Multi-objective Robust Optimization Over Time for Dynamic Disassembly Sequence Planning

Disassembly sequence planning aims to optimize disassembly sequences of end-of-life (EOL) products in order to minimize the cost and environmental pollutant emission. Various unpredictable factors in the disassembly environment (e.g., EOL product status and capabilities of operators) lead to significant uncertainty making the optimal disassembly sequence change over time. Considering existing multiple objectives and dynamic environment, this problem is indeed dynamic multi-objective optimization. As deploying a new solution (i.e., disassembly sequence) is costly in this problem, it is undesirable to change the deployed solution after each environmental change.

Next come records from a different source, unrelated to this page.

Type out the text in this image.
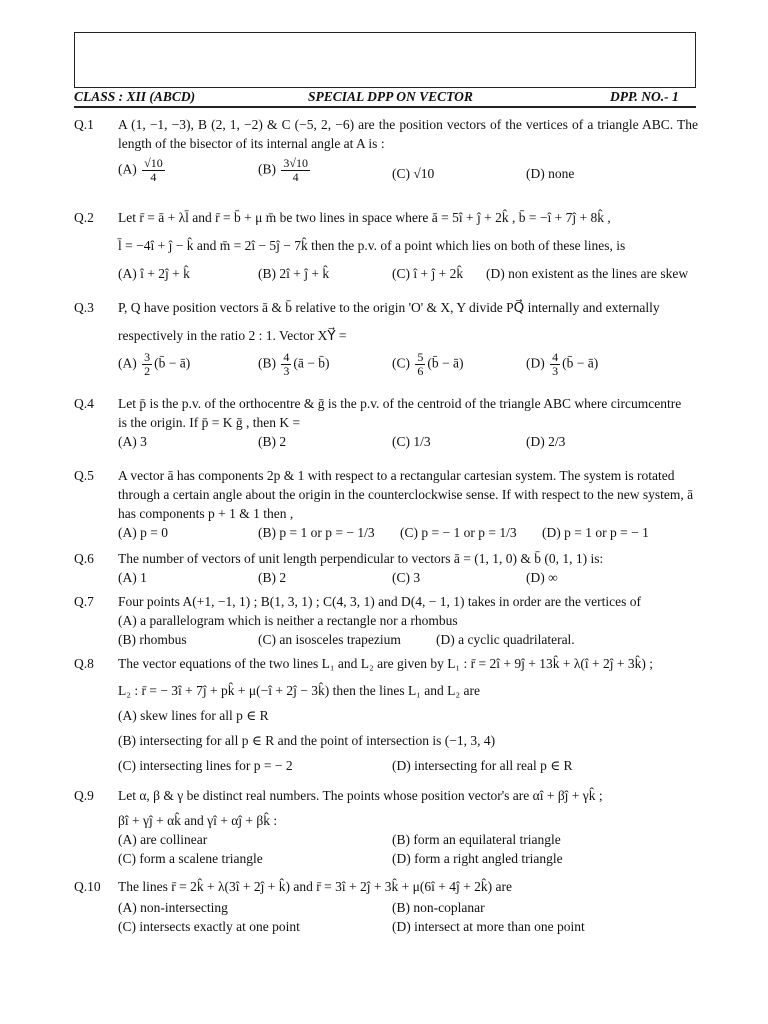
CLASS : XII (ABCD)	SPECIAL DPP ON VECTOR	DPP. NO.- 1
Q.1	A (1, −1, −3), B (2, 1, −2) & C (−5, 2, −6) are the position vectors of the vertices of a triangle ABC. The length of the bisector of its internal angle at A is :
$(A) \frac{√10}{4}$	$(B) \frac{3√10}{4}$	(C) √10	(D) none
Q.2	Let r̄ = ā + λl̄ and r̄ = b̄ + μ m̄ be two lines in space where ā = 5î + ĵ + 2k̂ , b̄ = −î + 7ĵ + 8k̂ ,
l̄ = −4î + ĵ − k̂ and m̄ = 2î − 5ĵ − 7k̂ then the p.v. of a point which lies on both of these lines, is
(A) î + 2ĵ + k̂	(B) 2î + ĵ + k̂	(C) î + ĵ + 2k̂ (D) non existent as the lines are skew
Q.3	P, Q have position vectors ā & b̄ relative to the origin 'O' & X, Y divide PQ⃗ internally and externally
respectively in the ratio 2 : 1. Vector XY⃗ =
$(A) \frac{3}{2}$ (b̄ − ā)	$(B) \frac{4}{3}$ (ā − b̄)	$(C) \frac{5}{6}$ (b̄ − ā)	$(D) \frac{4}{3}$ (b̄ − ā)
Q.4	Let p̄ is the p.v. of the orthocentre & ḡ is the p.v. of the centroid of the triangle ABC where circumcentre
is the origin. If p̄ = K ḡ , then K =
(A) 3	(B) 2	(C) 1/3	(D) 2/3
Q.5	A vector ā has components 2p & 1 with respect to a rectangular cartesian system. The system is rotated
through a certain angle about the origin in the counterclockwise sense. If with respect to the new system, ā
has components p + 1 & 1 then ,
(A) p = 0	(B) p = 1 or p = − 1/3 (C) p = − 1 or p = 1/3 (D) p = 1 or p = − 1
Q.6	The number of vectors of unit length perpendicular to vectors ā = (1, 1, 0) & b̄ (0, 1, 1) is:
(A) 1	(B) 2	(C) 3	(D) ∞
Q.7	Four points A(+1, −1, 1) ; B(1, 3, 1) ; C(4, 3, 1) and D(4, − 1, 1) takes in order are the vertices of
(A) a parallelogram which is neither a rectangle nor a rhombus
(B) rhombus	(C) an isosceles trapezium	(D) a cyclic quadrilateral.
Q.8	The vector equations of the two lines L₁ and L₂ are given by L₁ : r̄ = 2î + 9ĵ + 13k̂ + λ(î + 2ĵ + 3k̂) ;
L₂ : r̄ = − 3î + 7ĵ + pk̂ + μ(−î + 2ĵ − 3k̂) then the lines L₁ and L₂ are
(A) skew lines for all p ∈ R
(B) intersecting for all p ∈ R and the point of intersection is (−1, 3, 4)
(C) intersecting lines for p = − 2	(D) intersecting for all real p ∈ R
Q.9	Let α, β & γ be distinct real numbers. The points whose position vector's are αî + βĵ + γk̂ ;
βî + γĵ + αk̂ and γî + αĵ + βk̂ :
(A) are collinear	(B) form an equilateral triangle
(C) form a scalene triangle	(D) form a right angled triangle
Q.10	The lines r̄ = 2k̂ + λ(3î + 2ĵ + k̂) and r̄ = 3î + 2ĵ + 3k̂ + μ(6î + 4ĵ + 2k̂) are
(A) non-intersecting	(B) non-coplanar
(C) intersects exactly at one point	(D) intersect at more than one point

In this paper, we first propose a model for disassembly sequence planning problem in which several factors including the environmental changes, deployed solution switching cost, constraints, and multiple objectives are taken into account. To solve this problem where frequently changing the deployed solution must be avoided, we propose a new multi-objective robust optimization over time (ROOT) framework to find robust solutions based on two new robustness definitions: average performance and stability. The proposed framework benefits from a novel accurate online predictor and the knee-oriented dominance which is applied to select the naturally preferred tradeoff solution to meet the application requirements of ROOT. Computational experiments demonstrate the effectiveness of the proposed ROOT framework.